For those of us who grew up outside of the Norman Rockwell nuclear family dynamic, the holiday season tends to hold a lot more than just fuzzy feelings. For me there is a swirl of shame, sadness, and self pity tied to this time of year, and mixed with seasonal depression, I always feel like I’m missing the mark.
It’s hard to get excited about a slew of oncoming obligatory events where everyone is delighted about something you’ve been conditioned to not except, so you’re most comfortable doing nothing instead. In my younger years I craved “normal” holiday traditions and would throw a fit if my mom threatened to leave off one Thanksgiving staple side dish from the table or not wait until Christmas to exchange unwrap presents; clinging onto the idea that if we could just reenact all the right steps perfectly as in performance, it would somehow be the salve that healed the sting of the people missing from these moments.
It always felt like I was pushing my mom to put up the tree, hang the ornaments, and make the pies - which in retrospect was a pretty selfish attitude when also considering she mainly didn’t want to do these things because we couldn’t afford them.

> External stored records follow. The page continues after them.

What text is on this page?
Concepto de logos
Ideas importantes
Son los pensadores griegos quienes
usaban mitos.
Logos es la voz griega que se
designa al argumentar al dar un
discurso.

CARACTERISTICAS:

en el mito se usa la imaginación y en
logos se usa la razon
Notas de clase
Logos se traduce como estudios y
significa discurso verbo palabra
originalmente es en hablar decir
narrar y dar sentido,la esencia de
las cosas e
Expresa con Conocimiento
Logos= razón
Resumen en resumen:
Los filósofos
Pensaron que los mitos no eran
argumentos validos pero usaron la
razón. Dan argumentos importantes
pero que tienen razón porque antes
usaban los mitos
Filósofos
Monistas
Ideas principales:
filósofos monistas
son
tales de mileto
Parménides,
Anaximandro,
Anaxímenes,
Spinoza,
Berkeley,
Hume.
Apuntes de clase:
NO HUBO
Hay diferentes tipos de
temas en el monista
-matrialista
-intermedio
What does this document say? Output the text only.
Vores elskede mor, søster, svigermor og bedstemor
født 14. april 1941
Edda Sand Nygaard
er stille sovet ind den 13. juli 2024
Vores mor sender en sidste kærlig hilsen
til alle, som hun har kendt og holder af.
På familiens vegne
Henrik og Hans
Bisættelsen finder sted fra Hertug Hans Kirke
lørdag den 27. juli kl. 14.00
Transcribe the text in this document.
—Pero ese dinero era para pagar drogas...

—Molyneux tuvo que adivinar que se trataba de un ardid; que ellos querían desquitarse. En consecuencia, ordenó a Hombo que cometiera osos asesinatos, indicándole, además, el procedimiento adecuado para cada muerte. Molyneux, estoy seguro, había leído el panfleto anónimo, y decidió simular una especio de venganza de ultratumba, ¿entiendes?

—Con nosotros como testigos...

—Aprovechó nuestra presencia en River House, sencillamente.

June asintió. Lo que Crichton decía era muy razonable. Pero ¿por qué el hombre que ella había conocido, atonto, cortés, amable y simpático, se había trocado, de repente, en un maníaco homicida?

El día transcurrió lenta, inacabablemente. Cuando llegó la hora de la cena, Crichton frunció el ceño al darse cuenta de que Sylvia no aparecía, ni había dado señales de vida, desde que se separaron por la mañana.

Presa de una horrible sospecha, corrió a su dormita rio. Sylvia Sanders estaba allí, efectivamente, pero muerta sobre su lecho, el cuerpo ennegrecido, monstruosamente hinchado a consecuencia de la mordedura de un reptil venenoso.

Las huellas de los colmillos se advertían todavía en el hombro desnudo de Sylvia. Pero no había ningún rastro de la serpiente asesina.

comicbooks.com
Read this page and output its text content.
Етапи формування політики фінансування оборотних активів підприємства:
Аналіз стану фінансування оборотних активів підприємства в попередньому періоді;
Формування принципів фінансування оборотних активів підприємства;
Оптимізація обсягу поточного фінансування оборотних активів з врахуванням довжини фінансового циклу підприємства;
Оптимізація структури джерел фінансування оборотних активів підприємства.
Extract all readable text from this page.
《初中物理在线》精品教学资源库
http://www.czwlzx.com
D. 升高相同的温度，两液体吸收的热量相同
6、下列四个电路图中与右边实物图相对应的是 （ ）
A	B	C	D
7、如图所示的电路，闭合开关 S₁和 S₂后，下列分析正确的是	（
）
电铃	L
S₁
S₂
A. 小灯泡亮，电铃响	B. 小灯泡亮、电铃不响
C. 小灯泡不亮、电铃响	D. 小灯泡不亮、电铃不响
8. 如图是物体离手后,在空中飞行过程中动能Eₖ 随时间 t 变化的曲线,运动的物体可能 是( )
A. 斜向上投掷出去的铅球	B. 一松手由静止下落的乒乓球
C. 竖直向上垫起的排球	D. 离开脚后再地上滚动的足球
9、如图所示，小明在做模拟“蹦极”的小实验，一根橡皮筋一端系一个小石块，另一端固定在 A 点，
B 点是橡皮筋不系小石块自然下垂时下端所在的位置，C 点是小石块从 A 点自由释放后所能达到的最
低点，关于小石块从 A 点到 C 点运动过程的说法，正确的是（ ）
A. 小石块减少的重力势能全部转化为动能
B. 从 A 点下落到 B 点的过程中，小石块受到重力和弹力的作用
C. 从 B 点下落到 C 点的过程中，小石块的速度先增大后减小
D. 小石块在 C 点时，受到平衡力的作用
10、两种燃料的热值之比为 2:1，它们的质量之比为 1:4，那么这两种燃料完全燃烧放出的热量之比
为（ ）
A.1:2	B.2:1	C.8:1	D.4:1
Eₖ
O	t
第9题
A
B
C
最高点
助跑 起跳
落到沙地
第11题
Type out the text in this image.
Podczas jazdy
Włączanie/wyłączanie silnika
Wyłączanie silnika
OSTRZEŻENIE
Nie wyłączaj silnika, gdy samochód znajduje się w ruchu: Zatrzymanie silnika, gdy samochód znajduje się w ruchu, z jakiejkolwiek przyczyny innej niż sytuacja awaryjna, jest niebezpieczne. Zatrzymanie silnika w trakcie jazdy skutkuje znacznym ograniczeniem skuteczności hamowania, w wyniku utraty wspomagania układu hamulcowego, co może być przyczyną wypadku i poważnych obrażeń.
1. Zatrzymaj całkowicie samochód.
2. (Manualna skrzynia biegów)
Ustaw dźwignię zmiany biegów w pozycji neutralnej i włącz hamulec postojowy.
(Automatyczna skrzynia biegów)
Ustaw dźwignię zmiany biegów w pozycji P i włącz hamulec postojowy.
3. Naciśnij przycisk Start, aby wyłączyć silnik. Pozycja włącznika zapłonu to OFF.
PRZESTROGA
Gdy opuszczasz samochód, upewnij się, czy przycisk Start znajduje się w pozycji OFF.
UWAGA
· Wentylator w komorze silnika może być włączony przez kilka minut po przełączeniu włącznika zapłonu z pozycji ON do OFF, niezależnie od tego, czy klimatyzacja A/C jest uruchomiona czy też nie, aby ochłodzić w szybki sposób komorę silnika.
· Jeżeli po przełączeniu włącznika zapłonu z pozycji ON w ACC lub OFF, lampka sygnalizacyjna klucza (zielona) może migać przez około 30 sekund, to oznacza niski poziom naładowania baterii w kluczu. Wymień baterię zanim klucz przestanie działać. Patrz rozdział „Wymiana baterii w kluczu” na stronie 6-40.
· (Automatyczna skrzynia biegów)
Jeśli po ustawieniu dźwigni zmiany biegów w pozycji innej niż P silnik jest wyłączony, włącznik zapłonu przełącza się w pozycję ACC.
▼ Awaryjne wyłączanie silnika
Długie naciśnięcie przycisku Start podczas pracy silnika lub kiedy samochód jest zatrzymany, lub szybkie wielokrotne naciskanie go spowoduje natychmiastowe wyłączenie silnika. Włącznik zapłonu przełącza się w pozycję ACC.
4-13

My childish inability to understand her hesitation about spending money we didn’t have on things she didn’t like compounded my detestation around the holidays and made me feel like I was the only one who cared about keeping up these fake traditions feed to us by joyful commercials and insistent cheerful songs.
Considering the only other people at these holiday celebrations were my depressed, recently widowed mom and sometimes my despondent 20 something year old brother, I wasn’t wrong in gauging their disinterest but instead of giving in to their indifference, I would work overtime to produce a Hallmark holiday moment that they seemed annoyed at best to have to attend.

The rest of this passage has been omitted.